Public trust in President Viktor Yanukovych, parliament, the courts and police has reached such a critically low point that more murders seem likely. In addition to at least 75 deaths since Feb. 18 alone, including those of 13 police officers, Ukraine is falling into a spiral of hatred, vengeance and bloodlust.
Because political leaders are not trusted, people are willing to die to change their government. They’d like to do it at the ballot box but a violent change is becoming more acceptable for many of them.
Because police are not trusted, people set up roving bands of “self-defense” patrols to take law into their own hands. Since both sides are often armed and wearing masks, regular criminals and rioters are exploiting the chaos to steal and to kill. We’re perilously close to a full-blown breakdown of society.
Early on Feb. 19, journalist Vyacheslav Veremiy with Vesti newspaper was gunned down as he took an overnight taxi ride home from work. He was shot right in the city center on Velyka Zhytomyrska Street near the five-star InterContinental Hotel. The dozens of other dead victims all have their own stories.
The nation’s oligarchs, who care more about their mostly ill-gotten wealth than the nation, should realize they will have no fortunes to protect if the nation fails. They need to put pressure on Yanukovych to call early presidential and parliamentary elections now.
America followed up this week with visa bans against 20 top Ukrainian officials identified as part of a chain-of-command in ordering the violence against anti-government EuroMaidan demonstrators, a string of violence that began on Nov. 30. More sanctions must follow, and U.S. President Barack Obama’s warnings on Feb. 19 of more consequences ahead were welcome news.
The Feb. 20 bloodbath took place as the foreign ministers of three European Union nations – France, Germany and Poland – met with Yanukovych. The EU foreign ministers took the welcome step of agreeing to slap financial and visa sanctions against unspecified Ukraine leaders.
Russia took its typically obstructionist approach, with Prime Minister Dmytro Medvedev calling Yanukovych a wimp for not ordering the police to more ruthlessly put down the growing revolt. Ukraine is not Belarus, it’s not Russia and it’s certainly not North Korea. So the West need not fear that Ukraine will retreat into isolationism.
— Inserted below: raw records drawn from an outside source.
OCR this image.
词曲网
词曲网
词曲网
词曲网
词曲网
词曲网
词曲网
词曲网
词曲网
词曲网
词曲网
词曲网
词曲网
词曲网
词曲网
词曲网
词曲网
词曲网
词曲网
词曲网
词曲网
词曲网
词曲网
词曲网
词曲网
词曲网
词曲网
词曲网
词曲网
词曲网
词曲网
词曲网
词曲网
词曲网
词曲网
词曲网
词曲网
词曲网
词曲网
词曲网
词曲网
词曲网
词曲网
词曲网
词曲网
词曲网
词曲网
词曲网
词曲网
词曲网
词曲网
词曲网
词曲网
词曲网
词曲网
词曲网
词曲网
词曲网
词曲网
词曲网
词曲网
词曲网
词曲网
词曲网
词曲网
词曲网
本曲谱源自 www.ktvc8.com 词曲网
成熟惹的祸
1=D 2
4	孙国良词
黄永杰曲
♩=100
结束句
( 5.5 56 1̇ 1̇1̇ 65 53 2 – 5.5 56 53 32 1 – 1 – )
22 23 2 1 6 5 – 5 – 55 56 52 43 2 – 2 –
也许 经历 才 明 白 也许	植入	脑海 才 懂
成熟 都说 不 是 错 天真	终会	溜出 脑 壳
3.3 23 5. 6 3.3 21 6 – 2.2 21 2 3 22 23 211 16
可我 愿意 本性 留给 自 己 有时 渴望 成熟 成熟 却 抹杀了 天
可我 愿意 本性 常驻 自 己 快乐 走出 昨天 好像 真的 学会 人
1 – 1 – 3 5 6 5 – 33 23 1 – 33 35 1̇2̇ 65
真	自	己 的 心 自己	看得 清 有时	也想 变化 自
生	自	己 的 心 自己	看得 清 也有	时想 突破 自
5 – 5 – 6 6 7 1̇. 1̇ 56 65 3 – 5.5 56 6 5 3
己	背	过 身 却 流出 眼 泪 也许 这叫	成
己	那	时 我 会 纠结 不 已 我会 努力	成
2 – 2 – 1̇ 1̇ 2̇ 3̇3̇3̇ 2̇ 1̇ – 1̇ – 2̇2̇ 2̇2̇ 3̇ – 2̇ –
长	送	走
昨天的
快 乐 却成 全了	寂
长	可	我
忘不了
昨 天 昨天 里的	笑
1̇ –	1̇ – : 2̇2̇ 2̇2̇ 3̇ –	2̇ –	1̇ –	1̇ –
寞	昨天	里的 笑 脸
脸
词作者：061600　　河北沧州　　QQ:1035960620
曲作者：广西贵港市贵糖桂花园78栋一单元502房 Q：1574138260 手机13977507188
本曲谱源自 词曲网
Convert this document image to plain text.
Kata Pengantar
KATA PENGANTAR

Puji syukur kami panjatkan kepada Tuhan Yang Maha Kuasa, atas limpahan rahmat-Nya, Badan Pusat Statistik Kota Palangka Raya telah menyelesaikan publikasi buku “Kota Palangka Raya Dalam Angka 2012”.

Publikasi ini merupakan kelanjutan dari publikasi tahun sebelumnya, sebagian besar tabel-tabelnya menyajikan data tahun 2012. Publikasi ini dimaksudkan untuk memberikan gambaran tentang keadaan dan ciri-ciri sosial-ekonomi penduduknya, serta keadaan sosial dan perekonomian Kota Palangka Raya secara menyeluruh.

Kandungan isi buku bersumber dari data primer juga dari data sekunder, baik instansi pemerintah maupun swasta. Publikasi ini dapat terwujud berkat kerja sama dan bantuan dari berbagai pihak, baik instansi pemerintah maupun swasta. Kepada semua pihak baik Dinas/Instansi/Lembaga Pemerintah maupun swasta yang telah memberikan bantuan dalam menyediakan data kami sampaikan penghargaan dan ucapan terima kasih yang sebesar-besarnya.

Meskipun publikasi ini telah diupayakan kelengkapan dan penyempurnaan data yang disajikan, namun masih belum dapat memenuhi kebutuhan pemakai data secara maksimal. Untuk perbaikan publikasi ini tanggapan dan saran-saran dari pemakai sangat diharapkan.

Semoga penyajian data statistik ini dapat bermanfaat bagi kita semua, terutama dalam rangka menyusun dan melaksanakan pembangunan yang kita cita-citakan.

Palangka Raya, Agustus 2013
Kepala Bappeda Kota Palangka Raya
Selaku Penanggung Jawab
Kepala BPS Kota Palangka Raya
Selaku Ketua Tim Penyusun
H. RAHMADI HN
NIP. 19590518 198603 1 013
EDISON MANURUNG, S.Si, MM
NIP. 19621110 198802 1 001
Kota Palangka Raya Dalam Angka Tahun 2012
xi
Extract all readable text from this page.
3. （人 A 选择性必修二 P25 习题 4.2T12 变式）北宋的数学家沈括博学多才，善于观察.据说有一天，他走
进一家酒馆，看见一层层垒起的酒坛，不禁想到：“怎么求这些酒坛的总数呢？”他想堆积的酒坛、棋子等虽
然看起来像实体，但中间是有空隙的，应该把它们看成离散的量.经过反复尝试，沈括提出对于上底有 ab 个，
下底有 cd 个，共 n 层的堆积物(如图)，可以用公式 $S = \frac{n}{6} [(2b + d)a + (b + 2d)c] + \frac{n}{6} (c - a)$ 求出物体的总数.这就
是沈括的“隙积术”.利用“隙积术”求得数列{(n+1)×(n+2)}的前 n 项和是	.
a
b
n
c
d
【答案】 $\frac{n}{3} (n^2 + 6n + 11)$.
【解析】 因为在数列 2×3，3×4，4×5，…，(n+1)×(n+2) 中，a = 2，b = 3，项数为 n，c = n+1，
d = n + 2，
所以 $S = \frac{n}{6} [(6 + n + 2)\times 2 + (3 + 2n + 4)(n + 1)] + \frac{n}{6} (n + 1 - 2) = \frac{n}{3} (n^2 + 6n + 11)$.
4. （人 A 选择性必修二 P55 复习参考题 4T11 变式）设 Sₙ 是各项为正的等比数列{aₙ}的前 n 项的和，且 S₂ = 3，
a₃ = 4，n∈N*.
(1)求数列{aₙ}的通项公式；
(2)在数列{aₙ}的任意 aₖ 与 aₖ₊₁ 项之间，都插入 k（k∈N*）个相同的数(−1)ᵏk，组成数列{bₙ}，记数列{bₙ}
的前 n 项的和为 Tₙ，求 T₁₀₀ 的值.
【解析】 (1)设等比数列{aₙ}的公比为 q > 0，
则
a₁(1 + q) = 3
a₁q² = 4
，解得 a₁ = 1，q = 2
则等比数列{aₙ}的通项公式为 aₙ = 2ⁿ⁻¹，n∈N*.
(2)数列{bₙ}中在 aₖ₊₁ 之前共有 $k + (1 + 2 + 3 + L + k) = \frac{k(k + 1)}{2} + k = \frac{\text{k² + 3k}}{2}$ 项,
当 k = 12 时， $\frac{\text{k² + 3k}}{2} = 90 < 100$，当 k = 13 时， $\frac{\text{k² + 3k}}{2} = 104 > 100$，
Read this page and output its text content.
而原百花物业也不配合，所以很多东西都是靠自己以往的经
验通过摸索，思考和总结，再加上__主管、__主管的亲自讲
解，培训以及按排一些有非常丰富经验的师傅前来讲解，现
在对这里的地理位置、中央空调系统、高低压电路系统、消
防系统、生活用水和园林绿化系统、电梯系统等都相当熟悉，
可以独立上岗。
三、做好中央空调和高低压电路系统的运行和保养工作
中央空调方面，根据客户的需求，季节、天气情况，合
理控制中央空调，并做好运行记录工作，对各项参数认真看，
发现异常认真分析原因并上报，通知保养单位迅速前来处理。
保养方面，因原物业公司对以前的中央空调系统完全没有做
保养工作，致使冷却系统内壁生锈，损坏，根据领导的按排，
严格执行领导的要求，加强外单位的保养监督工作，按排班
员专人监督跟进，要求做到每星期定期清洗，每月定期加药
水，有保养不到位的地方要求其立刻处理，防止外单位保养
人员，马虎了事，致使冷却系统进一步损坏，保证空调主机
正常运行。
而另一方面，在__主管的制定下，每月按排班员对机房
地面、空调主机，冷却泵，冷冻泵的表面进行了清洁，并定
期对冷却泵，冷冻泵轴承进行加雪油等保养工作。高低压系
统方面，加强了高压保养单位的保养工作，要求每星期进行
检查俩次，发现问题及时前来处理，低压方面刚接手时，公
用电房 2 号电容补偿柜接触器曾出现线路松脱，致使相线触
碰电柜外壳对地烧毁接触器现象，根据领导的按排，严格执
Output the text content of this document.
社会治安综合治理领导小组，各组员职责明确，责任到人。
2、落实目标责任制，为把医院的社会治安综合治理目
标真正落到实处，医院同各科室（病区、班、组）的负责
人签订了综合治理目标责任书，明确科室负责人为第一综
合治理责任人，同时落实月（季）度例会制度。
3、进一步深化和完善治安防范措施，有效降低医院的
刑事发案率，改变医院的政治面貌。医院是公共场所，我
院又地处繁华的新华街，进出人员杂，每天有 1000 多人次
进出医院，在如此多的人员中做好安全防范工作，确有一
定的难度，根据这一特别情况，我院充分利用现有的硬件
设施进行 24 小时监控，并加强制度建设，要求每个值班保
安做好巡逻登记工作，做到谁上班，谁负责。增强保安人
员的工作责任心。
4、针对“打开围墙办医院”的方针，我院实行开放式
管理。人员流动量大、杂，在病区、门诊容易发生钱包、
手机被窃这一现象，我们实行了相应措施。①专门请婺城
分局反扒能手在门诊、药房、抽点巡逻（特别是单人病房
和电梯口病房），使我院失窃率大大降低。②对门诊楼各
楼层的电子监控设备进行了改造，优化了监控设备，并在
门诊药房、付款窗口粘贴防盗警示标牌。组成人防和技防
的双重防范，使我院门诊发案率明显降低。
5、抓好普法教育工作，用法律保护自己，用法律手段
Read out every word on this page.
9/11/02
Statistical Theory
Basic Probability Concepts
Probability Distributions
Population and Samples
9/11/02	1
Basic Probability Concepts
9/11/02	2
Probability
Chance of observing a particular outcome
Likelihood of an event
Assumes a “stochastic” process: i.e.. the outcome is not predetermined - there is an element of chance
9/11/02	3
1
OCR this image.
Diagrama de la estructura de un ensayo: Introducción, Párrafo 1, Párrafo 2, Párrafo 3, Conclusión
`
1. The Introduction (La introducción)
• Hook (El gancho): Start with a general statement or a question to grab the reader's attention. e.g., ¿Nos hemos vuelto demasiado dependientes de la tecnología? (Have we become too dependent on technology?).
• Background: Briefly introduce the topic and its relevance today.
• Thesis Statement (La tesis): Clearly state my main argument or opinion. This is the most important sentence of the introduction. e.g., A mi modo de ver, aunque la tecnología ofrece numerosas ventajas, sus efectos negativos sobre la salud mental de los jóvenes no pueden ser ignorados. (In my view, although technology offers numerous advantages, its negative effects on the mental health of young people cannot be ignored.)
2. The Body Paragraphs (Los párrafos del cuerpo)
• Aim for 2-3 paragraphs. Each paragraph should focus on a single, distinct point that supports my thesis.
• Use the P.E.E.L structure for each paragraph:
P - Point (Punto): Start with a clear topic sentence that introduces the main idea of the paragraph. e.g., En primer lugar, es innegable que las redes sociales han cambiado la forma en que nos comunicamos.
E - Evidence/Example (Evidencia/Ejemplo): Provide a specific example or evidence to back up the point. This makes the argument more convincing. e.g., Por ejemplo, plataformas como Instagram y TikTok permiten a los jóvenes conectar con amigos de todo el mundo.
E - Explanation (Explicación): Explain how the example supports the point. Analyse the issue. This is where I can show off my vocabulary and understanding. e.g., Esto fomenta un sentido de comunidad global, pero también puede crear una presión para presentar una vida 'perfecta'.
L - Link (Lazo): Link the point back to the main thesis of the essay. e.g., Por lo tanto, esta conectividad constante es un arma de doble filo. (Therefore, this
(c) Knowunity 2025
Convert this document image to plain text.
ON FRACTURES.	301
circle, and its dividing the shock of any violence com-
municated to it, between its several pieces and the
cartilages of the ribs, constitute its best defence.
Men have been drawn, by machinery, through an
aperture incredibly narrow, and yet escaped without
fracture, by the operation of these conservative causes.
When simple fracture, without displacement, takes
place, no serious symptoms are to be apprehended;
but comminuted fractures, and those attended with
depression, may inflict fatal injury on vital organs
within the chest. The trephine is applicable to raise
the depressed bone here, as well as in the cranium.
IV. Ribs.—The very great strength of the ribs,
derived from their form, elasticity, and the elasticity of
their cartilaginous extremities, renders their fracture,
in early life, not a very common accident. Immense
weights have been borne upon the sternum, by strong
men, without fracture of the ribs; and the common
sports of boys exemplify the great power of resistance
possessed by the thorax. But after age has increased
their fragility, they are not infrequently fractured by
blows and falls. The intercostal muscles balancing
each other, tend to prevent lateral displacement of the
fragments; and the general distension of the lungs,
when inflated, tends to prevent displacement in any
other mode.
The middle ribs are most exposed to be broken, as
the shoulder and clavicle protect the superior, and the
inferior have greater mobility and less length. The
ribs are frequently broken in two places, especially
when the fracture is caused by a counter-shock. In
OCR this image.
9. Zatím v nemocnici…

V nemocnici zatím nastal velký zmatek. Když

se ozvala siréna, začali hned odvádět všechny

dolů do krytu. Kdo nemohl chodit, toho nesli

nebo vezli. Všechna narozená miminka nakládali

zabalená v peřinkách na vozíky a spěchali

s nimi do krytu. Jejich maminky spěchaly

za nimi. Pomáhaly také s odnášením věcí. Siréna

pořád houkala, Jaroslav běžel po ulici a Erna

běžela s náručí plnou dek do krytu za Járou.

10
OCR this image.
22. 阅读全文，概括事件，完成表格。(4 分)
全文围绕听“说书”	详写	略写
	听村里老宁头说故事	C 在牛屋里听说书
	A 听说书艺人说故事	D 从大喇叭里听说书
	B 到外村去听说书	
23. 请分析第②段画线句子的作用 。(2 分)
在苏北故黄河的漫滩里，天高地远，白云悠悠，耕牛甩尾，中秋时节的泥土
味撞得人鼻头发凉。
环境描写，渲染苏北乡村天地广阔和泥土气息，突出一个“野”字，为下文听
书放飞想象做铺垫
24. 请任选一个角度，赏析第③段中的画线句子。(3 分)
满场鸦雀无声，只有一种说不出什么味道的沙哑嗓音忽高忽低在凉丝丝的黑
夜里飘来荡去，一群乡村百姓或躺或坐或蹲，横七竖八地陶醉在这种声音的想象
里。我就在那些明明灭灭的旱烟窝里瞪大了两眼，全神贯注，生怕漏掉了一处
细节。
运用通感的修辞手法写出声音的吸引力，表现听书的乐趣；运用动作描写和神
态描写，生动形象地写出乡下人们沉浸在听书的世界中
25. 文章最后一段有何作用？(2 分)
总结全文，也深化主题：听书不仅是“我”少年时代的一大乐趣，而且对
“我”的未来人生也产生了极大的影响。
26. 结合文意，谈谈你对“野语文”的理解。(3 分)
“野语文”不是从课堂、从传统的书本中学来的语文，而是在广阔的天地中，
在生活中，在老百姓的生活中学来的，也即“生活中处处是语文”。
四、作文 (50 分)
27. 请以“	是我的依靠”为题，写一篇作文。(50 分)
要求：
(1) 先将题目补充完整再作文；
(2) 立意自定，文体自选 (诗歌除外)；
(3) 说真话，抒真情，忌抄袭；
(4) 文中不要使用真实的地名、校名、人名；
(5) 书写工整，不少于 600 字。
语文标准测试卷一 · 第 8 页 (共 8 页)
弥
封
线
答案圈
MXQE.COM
Too many of Ukraine’s 45 million people want a civilized and prosperous existence. This yearning is, fortunately, also shared by a slice of Ukraine’s top economic and political elite – including the billionaires with London penthouse apartments and luxurious European getaways. The West has more influence on these oligarchs and their bank accounts than they think. The West must simply unite and apply hard sanctions.

Yanukovych was indeed elected for a five-year presidential term in 2010. But in democratic societies, politicians are not allowed to get away with any crime until the next election. As an act of good faith, Yanukovych should allow an independent investigation of suspicions that he ordered police to fire on the crowds and hired “titushky,” the slang term for government-hired thugs, to commit violence and create chaos. The same should apply to the opposition and protest leaders, who are not blameless. Chaos and destruction are not governing strategies for any who claim to love Ukraine, as the militant Pravy Sector and other radical EuroMaidan groups do.